This question was taken up by van der Molen, Keuss, and Orlebeke in a series of papers. In 1979 van der Molen and Keuss published a study in which the stimuli were 250 msec tones of 1000 Hz and 3000 Hz with intensities ranging from 70 to 105 dB. There were several foreperiod conditions, which I will not go into except to note that the foreperiods were of the order of a few seconds. Both simple and choice reactions were obtained. The major finding, which earlier had been suggested in the data of Keuss (1972) and Keuss and Orlebeke (1977), was that for the choice condition the MRT is a Ushaped function of intensity. The simple reactions were decreasing, as is usual. This result makes clear that the impact of intensity in the choice context is by no means as simple as it is for simple reactions, where it can be interpreted as simply affecting the rate at which information about the signal accumulates. They raised the possibility that a primary effect of intensity is in the response selection stage of the process rather than just in the accumulation process. That was not a certain conclusion because the error rate had not remained constant as intensity was altered. Additional Ushaped data were exhibited by van der Molen and Orlebeke (1980).
To demonstrate more clearly the role of response selection, van der Molen and Keuss (1981) adapted a procedure introduced by J. R. Simon (1969; Simon, Acosta, & Mewaldt, 1975; Simon, Acosta, Mewaldt, & (p.218) Speidel, 1976). The signals were as before with a range of 50 to 110 dB. They were presented monaurally through ear phones, and responses were key presses with the two hands corresponding to signal frequency. Lights and digits presented just before the beginning of the foreperiod provided additional information about what was to be presented. The digit code was the following: 000 indicated to the subject that the signal was equally likely to be presented to either ear, 001 that it would go to the right ear, and 100 that it would go to the left ear. One colored light indicated that the ear receiving the signal and its frequency would be perfectly correlated, whereas the other color indicated no correlation of location and frequency. Note that the correct response could be either ipsilateral or contralateral to the ear to which the signal was presented. The data showed that responding was fast and a monotonic decreasing function of intensity when the correlated presentation was used and the response was ipsilateral. In any contralateral or uncorrelated ipsilateral condition, MRT was slower and Ushaped. They concluded that these results support the hypothesis that a major impact of intensity in choice reactions is on the response selection stage.

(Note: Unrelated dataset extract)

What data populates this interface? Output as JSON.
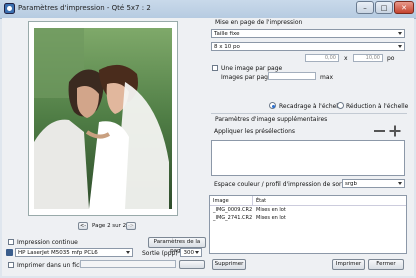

In still another study, Keuss and van der Molen (1982) varied the foreperiod—either a fixed one of 2 sec or a variable one of 20, 25, 30, 35, or 40 sec—and whether the subject had preknowledge of the intensity of the presentation. The effect of preknowledge was to reduce MRT by about 10 msec. More startling was the fact that both simple and choice MRTs decreased with intensity except for the briefer 2sec foreperiod, where again it was found to be Ushaped. Moreover, the error rate was far larger in this case than in the others. They seemed to conclude that the foreperiod duration was the important factor, although it was completely confounded with constant versus variable foreperiod. Assuming that it is the duration, they claimed this to be consistent with the idea of intensity affecting the response selection process. I do not find it as compelling as the earlier studies.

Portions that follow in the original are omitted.